Nous avons pourtant vérifié si les ouvriers "font déjà" de la formation à l'environnement. Les référentiels d'activités professionnelles de certains CAP du bâtiment (maçon, couvreur, etc.), réservent effectivement une part à l'environnement, mais elle est minime. Le CAP de constructeur en béton armé du bâtiment prévoit une activité "respect de l'environnement" plus prononcée que dans d'autres CAP. Dans le référentiel du CAP de maçon, une dimension environnementale est également présente dans l'activité "traitement des déchets de chantier". Sans doute s'agit-il autant d'une exigence à proprement parler environnementale que d'une préoccupation plus pratique liée à la sécurité et à la bonne organisation du site.

1.3.5. La formation des artisans traditionnels : "on a appris il y a longtemps" Nous qualifions de "traditionnels" une partie des artisans installateurs d'énergies renouvelables (solaire, géothermie) que nous avons rencontrés. Ils se caractérisent par une ancienneté importante dans leur secteur d'activité, un niveau de formation "plancher" des salariés - CAP/BEP -, et une conception écologique de l'installation peu développée et parfois absente de leur stratégie de développement. Globalement, selon ces artisans, la maîtrise des NTEE ne nécessite pas de formation spécifique ni supplémentaire.

Ainsi, d'après cet artisan plombier chauffagiste, les ouvriers n'ont pas de difficulté à acquérir les compétences en énergie solaire. Il leur suffit de savoir lire un schéma d'installation, ce que sait faire tout bon ouvrier. Ici, l'ouvrier est défini comme un "homme de métier" (Piotet, 2002), capable de s'adapter aux nouvelles exigences de son travail. De plus, l'entreprise détient une expérience des premières campagnes d'économie d'énergie menées dans les années 80:

"donc, le matériel arrive, il a sa conception, on regarde un schéma si on sait pas.
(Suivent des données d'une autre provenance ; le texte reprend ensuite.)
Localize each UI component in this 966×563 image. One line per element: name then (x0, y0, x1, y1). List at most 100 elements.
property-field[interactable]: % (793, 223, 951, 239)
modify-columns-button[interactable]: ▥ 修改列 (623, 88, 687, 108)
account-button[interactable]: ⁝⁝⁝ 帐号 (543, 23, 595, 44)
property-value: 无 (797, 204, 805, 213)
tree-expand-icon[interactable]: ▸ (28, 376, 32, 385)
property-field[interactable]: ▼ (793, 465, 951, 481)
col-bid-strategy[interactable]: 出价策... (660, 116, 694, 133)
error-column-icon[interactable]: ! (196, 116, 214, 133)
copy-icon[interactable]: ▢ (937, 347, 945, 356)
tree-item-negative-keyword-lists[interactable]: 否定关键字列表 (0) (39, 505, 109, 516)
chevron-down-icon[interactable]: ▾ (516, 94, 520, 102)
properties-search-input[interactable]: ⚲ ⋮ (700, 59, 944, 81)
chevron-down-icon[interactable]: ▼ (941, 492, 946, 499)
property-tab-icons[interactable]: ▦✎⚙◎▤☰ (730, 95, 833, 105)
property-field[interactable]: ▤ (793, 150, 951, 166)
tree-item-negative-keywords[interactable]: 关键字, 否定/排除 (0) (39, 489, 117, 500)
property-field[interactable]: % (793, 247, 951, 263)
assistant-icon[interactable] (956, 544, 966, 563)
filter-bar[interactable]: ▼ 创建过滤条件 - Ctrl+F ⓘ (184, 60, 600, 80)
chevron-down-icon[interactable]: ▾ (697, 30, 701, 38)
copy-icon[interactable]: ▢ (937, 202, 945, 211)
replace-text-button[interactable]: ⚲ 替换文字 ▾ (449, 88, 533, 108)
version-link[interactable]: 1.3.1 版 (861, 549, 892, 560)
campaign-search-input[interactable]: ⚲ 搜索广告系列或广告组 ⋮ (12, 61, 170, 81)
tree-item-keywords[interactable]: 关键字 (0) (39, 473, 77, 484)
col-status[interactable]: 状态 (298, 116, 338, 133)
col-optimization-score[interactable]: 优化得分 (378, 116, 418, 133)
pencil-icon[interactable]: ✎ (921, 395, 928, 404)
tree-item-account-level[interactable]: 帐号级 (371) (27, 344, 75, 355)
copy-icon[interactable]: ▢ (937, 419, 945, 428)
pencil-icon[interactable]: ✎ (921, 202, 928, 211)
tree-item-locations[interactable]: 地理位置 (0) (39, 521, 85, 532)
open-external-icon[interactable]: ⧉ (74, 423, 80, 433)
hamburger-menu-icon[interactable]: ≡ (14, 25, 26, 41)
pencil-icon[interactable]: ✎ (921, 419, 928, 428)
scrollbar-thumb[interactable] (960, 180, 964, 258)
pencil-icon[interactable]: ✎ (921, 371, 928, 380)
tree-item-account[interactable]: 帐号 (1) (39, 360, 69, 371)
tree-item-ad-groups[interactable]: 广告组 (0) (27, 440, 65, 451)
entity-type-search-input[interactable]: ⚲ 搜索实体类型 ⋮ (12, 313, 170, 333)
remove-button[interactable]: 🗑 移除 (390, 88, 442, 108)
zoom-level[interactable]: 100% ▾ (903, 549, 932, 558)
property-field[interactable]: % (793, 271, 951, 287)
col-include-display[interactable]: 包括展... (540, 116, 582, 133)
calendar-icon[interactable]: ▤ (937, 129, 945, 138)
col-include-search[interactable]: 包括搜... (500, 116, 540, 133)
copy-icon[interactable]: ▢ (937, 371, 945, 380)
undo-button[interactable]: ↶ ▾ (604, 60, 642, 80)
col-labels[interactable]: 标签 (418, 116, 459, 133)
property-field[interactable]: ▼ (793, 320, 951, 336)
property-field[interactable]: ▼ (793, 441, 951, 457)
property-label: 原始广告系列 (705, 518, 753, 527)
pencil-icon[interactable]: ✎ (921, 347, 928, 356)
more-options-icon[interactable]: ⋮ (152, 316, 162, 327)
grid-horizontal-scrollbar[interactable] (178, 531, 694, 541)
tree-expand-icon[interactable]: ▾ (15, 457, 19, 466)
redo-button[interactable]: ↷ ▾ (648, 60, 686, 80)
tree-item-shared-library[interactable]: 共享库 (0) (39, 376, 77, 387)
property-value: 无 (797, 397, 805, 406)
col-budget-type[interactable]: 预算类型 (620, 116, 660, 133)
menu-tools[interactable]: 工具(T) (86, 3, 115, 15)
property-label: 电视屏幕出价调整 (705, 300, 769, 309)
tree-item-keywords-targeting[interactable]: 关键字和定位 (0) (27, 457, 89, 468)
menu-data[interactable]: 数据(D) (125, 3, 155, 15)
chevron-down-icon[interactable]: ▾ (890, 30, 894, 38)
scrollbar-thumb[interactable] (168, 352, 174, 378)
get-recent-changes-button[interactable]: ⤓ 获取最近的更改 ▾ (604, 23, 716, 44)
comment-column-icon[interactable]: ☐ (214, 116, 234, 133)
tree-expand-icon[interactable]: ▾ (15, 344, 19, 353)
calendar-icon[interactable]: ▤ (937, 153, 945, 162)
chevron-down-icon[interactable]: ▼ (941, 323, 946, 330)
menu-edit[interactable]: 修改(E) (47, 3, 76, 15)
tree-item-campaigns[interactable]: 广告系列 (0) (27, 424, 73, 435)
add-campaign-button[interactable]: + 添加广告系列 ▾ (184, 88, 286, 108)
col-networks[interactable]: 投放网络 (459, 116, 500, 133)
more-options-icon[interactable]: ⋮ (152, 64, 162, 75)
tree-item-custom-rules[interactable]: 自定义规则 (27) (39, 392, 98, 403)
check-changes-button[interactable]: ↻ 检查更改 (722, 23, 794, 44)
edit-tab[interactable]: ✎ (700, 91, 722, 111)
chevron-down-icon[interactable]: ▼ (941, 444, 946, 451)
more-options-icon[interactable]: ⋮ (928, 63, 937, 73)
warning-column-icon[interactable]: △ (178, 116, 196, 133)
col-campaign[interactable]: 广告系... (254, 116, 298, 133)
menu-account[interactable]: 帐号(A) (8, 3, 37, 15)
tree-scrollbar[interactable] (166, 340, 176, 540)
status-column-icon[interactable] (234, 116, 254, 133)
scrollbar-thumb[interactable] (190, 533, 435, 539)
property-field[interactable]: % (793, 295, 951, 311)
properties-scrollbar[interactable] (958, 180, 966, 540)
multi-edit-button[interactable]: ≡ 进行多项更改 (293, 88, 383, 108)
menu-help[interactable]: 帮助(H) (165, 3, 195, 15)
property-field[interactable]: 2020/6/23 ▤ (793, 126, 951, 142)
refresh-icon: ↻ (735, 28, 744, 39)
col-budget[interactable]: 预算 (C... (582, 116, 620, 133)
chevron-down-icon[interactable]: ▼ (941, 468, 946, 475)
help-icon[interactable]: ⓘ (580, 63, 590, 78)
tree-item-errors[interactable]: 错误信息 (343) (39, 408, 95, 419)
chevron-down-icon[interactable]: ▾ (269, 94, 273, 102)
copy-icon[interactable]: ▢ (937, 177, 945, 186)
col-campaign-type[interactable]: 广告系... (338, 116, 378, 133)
Une fois qu'on a vu le schéma, ben, après, c'est des tuyaux, on branche! Et c'est pour ça que c'est un matériel qui a été facilement assimilable. Bon, en plus, nous, on a une entreprise qui a une particularité, peut-être, par rapport aux autres, c'est que nous, on a fait les premières campagnes [économies d'énergie] des années 80 (…) On a appris il y a longtemps, il y a longtemps, à poser ce type de matériel." (Gérant de PME, Plombier Chauffagiste, 16 salariés).

"aujourd'hui, on pose le même matériel qu'on posait il y a 20 ans. Alors, il y a plus de rendement, parce que les capteurs ont évolué, mais le matériel, c'est le même. Exceptée la performance." (Idem).

Or, ces artisans "traditionnels" forment encore la majorité des petites entreprises du second œuvre. Cela signifie que, pour le moment, dans ces entreprises, le développement des énergies renouvelables pourrait ne pas s'accompagner d'une montée significative de la demande de formations spécialisées.